Ruangan pusat sterilisasi dibagi atas 5 ruangan yaitu
1. Ruangan dekontaminasi
Pada ruangan ini terjadi proses penerimaan barang kotor, dekontaminasi
dan pembersihan. Ruangan dekontaminasi harus direncanakan, dipelihara dan
dikontrol untuk mendukung efisiensi proses dekontaminasi dan untuk melindungi
pekerja dari benda-benda yang dapat menyebabkan infeksi,racun dan hal-hal
berbahaya lainnya.
Sistem ventilasi harus didisain sedemikian rupa sehingga udara diruang
dekontaminasi harus dihisap keluar atau ke sistem sirkulasi udara melalui filter,
tekanan udara harus negatif tidak mengkontaminasi udara ruangan lainnya dan
ruangan dekontaminasi tidak dianjurkan menggunakan kipas angin.

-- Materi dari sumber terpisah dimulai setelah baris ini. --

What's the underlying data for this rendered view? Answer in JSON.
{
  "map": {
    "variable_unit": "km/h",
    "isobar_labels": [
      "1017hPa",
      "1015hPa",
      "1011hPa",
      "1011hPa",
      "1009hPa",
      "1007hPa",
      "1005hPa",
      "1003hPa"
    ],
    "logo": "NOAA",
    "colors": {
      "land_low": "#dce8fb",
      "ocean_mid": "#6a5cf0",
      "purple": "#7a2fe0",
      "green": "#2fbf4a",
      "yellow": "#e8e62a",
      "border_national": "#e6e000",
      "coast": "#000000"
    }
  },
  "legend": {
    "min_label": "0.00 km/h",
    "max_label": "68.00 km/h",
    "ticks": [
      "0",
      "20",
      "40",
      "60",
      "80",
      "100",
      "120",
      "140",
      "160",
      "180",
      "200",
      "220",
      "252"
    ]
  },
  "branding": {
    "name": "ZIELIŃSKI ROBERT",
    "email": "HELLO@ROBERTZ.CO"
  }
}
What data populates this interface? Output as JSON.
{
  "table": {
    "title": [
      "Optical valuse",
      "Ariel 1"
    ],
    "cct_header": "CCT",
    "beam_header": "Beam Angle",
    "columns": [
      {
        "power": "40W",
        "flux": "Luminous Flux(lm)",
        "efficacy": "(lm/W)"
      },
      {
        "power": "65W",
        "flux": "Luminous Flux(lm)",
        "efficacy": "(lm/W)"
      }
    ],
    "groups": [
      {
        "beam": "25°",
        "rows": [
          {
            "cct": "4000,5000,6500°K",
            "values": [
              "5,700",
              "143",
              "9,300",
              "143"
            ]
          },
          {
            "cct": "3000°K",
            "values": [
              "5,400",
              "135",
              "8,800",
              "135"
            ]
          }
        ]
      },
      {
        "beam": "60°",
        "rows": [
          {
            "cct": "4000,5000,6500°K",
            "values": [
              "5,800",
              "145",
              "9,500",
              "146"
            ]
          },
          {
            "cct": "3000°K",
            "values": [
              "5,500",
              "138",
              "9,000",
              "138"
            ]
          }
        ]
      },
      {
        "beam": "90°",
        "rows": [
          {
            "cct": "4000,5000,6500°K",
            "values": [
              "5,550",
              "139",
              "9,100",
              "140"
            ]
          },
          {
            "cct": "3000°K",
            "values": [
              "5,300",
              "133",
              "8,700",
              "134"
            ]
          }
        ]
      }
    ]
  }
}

Suhu dan kelembaban yang direkomendasikan adalah suhu udara antara
180 C sampai 220C dan kelembaban udara antara 350% sampai 75%. Lokasi
ruangan dekontaminasi harus terletak diluar lalu lintas utama rumah sakit,

dirancang sebagai area tertutup, secara fungsional terpisah dari area di sebelahnya
dan dengan izin masuk terbatas, dirancang secara fungsional terpisah dari area
lainnya sehingga benda-benda kotor langsung datang/masuk ke ruangan
dekontaminasi, benda-benda kotor tersebut kemudian dibersihkan dan/atau
didesinfeksi sebelum dipindahkan ke area yang bersih atau ke area proses
sterilisasi dan disediakan peralatan yang memadai dari segi disain, ukuran dan
tipenya.
2. Ruangan Pengemasan Alat
Di ruangan ini dilakukan proses pengemasan alat untuk alat bongkar
pasang maupun pengemasan dan penyimpanan barang bersih. Pada ruangan ini
dianjurkan ada tempat penyimpanan barang tertutup.

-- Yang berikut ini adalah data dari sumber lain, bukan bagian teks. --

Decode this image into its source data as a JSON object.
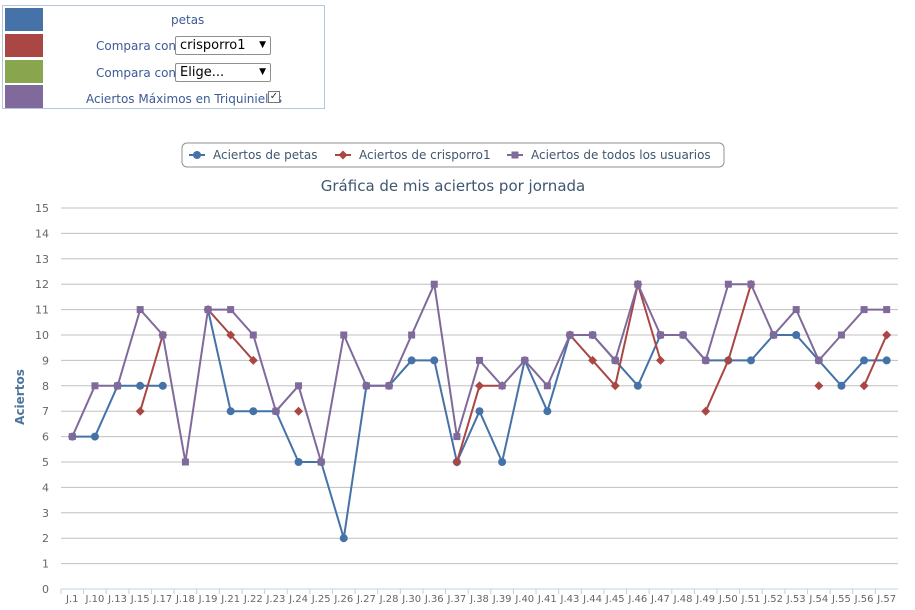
{
  "settings_panel": {
    "rows": [
      {
        "color": "#4572A7",
        "label": "petas"
      },
      {
        "color": "#AA4643",
        "label": "Compara con",
        "select_value": "crisporro1"
      },
      {
        "color": "#89A54E",
        "label": "Compara con",
        "select_value": "Elige..."
      },
      {
        "color": "#80699B",
        "label": "Aciertos Máximos en Triquinielas",
        "checked": true
      }
    ],
    "select_arrow_icon": "chevron-down-icon",
    "checkbox_icon": "checkmark-icon"
  },
  "chart_data": {
    "type": "line",
    "title": "Gráfica de mis aciertos por jornada",
    "ylabel": "Aciertos",
    "xlabel": "",
    "ylim": [
      0,
      15
    ],
    "yticks": [
      0,
      1,
      2,
      3,
      4,
      5,
      6,
      7,
      8,
      9,
      10,
      11,
      12,
      13,
      14,
      15
    ],
    "grid": true,
    "legend_position": "top-center",
    "categories": [
      "J.1",
      "J.10",
      "J.13",
      "J.15",
      "J.17",
      "J.18",
      "J.19",
      "J.21",
      "J.22",
      "J.23",
      "J.24",
      "J.25",
      "J.26",
      "J.27",
      "J.28",
      "J.30",
      "J.36",
      "J.37",
      "J.38",
      "J.39",
      "J.40",
      "J.41",
      "J.43",
      "J.44",
      "J.45",
      "J.46",
      "J.47",
      "J.48",
      "J.49",
      "J.50",
      "J.51",
      "J.52",
      "J.53",
      "J.54",
      "J.55",
      "J.56",
      "J.57"
    ],
    "series": [
      {
        "name": "Aciertos de petas",
        "color": "#4572A7",
        "marker": "circle",
        "values": [
          6,
          6,
          8,
          8,
          8,
          null,
          11,
          7,
          7,
          7,
          5,
          5,
          2,
          8,
          8,
          9,
          9,
          5,
          7,
          5,
          9,
          7,
          10,
          10,
          9,
          8,
          10,
          10,
          9,
          9,
          9,
          10,
          10,
          9,
          8,
          9,
          9
        ]
      },
      {
        "name": "Aciertos de crisporro1",
        "color": "#AA4643",
        "marker": "diamond",
        "values": [
          null,
          null,
          null,
          7,
          10,
          null,
          11,
          10,
          9,
          null,
          7,
          null,
          null,
          null,
          null,
          null,
          null,
          5,
          8,
          8,
          null,
          null,
          10,
          9,
          8,
          12,
          9,
          null,
          7,
          9,
          12,
          null,
          null,
          8,
          null,
          8,
          10
        ]
      },
      {
        "name": "Aciertos de todos los usuarios",
        "color": "#80699B",
        "marker": "square",
        "values": [
          6,
          8,
          8,
          11,
          10,
          5,
          11,
          11,
          10,
          7,
          8,
          5,
          10,
          8,
          8,
          10,
          12,
          6,
          9,
          8,
          9,
          8,
          10,
          10,
          9,
          12,
          10,
          10,
          9,
          12,
          12,
          10,
          11,
          9,
          10,
          11,
          11
        ]
      }
    ]
  }
}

3. Ruangan Produksi dan Prosesing
Di ruangan ini dilakukan pemeriksaan linen, dilipat dan dikemas untuk
persiapan sterilisasi. Pada daerah ini sebaiknya ada tempat untuk penyimpanan
barang tertutup. Selain linen, pada ruangan ini juga dilakukan pula persiapan
untuk bahan seperti kain kasa, kapas, cotton swabs, dan lain-lain
4. Ruangan Sterilisasi
Diruangan ini dilakukan proses sterilisasi alat/bahan. Untuk sterilisasi
Etilen Oksida, sebaiknya dibuat ruangan khusus yang terpisah tetapi masih dalam
satu unit pusat sterilisasi.
5. Ruangan Penyimpanan Barang Steril
Ruangan ini sebaiknya berada dekat dengan ruangan sterilisasi. Apabila
digunakan mesin sterilisasi dua pintu, maka pintu belakang langsung berhubungan
dengan ruangan penyimpanan. Di ruagan ini penerangan harus memadai, suhu

antara 180C-220C dan kelembaban 350%-75%. Ventilasi menggunakan system
tekanan positif dengan efisiensi filtrasi particular antara 90-95% (untuk
partikukar berukuran 0,5 mikro). Dinding dan lantai ruangan terbuat dari bahan
yang halus dan kuat. Alat steril disimpan pada jarak 19-24 cm dari lantai dan
minimum 43 cm dari langit-langit serta 5 cm dari dinding. Akses ke ruang
penyimpanan steril dilakukan oleh petugas pusat sterilisasi yang terlatih.